Addressing this new growth – and the corresponding transportation needs – requires a comprehensive, regional approach, rather than project-by-project strategies.

“Shorter commutes make people happier and healthier and give people time for civic engagement,” said Somerville Mayor Joe Curtatone. “We need to think bigger, not provincially, to take on challenges in mobility and housing.”

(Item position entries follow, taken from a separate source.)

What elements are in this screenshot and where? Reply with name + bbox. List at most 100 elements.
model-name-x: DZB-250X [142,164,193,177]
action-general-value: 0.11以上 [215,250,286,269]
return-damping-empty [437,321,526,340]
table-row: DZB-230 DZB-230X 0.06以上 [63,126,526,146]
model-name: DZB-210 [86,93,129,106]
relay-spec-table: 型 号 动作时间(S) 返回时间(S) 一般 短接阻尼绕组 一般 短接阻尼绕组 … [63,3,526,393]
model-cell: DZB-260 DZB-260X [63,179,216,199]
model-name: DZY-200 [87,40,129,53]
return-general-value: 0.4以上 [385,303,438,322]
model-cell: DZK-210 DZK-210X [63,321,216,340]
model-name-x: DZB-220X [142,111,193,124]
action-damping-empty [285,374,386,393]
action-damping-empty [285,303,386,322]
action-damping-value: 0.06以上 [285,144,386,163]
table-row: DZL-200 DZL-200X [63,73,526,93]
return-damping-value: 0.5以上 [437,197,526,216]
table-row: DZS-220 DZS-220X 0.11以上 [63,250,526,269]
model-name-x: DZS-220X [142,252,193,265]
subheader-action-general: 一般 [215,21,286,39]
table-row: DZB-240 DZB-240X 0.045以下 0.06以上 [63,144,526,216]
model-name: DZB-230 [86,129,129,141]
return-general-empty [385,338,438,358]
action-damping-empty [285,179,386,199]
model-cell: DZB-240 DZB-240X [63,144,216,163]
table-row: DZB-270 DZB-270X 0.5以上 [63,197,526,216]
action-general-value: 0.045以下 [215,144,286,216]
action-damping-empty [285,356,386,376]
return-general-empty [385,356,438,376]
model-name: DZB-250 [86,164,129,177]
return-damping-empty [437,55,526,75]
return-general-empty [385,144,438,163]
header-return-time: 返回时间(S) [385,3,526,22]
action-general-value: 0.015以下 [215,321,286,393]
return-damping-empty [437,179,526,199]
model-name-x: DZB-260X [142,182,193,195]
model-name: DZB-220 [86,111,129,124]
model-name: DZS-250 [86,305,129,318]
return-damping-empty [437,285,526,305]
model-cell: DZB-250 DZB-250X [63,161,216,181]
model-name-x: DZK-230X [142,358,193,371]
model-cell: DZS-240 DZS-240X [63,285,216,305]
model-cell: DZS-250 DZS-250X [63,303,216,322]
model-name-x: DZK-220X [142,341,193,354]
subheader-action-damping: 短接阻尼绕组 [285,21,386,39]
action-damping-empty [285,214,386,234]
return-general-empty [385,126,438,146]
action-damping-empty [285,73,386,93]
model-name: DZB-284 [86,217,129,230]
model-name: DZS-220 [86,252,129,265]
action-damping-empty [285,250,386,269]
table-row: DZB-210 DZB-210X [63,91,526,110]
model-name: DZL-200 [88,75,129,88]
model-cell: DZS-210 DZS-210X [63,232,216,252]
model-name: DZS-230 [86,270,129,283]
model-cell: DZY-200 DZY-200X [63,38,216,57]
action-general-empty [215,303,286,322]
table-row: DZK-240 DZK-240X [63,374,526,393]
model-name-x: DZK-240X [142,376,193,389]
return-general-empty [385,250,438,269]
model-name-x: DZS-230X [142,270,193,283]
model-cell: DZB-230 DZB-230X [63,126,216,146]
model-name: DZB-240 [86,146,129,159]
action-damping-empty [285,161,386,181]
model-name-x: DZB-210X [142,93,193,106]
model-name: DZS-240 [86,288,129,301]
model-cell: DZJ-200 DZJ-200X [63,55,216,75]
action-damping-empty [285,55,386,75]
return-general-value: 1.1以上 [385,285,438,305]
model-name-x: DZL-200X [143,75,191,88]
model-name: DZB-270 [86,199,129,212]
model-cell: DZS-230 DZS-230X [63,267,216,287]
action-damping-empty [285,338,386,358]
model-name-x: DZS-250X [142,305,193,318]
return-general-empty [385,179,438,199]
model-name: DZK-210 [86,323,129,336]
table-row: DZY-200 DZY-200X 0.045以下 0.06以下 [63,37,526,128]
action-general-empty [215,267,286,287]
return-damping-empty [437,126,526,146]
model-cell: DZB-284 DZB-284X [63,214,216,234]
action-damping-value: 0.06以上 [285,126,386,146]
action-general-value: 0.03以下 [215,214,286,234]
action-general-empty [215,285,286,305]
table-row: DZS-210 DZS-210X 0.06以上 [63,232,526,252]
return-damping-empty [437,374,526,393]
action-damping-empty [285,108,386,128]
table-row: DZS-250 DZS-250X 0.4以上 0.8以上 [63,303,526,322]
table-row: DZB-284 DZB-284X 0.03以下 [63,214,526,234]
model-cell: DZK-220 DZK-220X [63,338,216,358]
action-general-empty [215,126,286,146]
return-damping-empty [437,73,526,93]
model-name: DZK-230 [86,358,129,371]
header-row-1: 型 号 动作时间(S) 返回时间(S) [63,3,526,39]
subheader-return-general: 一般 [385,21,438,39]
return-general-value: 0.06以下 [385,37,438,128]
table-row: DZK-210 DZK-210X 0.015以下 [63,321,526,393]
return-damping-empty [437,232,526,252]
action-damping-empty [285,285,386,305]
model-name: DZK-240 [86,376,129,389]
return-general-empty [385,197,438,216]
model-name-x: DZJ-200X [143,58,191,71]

After modeling eight different transportation improvement scenarios, the report’s final recommendations for improvements to be made by 2040 include:

  • Improve time between Orange Line trains (a.k.a. headway) to 3 minutes.
  • Establish two overlapping bus rapid transit routes (BRT) from Chelsea Gateway to Kendall Square and from Downtown Everett to North Station. The report envisions these using the commuter rail right-of-way or dedicated lanes.
  • Improve local bus frequencies, modify routes, and add bus-only lanes.
  • Transportation demand management and parking reduction strategies, limiting single-occupant vehicle commuter trips. These could include reduced residential parking requirements, charging market rates for commuter parking, and encouraging employers to allow telecommuting and flex commuting.
  • Continue to develop the regional active transportation network with bicycle lanes and pedestrian paths and bridges, and incorporate Complete Streets Elements
  • New on-ramp to I-93 northbound from Rutherford Ave near City Square and at the existing Route 1 on-ramp and City Square

Implementing all the recommendations – what the report refers to as the “Final Package Scenario” would substantially improve job and labor accessibility for workers living in the study area. Currently, the average worker can reach 800,000 jobs within a 20-minute drive and 140,000 within a 40-minute transit commute. By 2040, they could reach 855,000 jobs within a 20-minute drive and 310,000 within a 40-minute transit commute.

The report doesn’t just lay out goals for 2040: it ends with immediate next steps for 2019. These include preparing conceptual designs for recommended transit improvements, fleshing our bus and BRT routes, and modelling interactions between buses, the Orange Line, and transportation demand management strategies.

Preparing for 27,000 new households and 55,000 new commuters to the Sullivan Square area will require years-long regional coordination, data-driven thinking, and prioritizing transit and active transportation. This report is the first step of many to reduce the headache of commuting in or out of this rapidly-growing area of our region.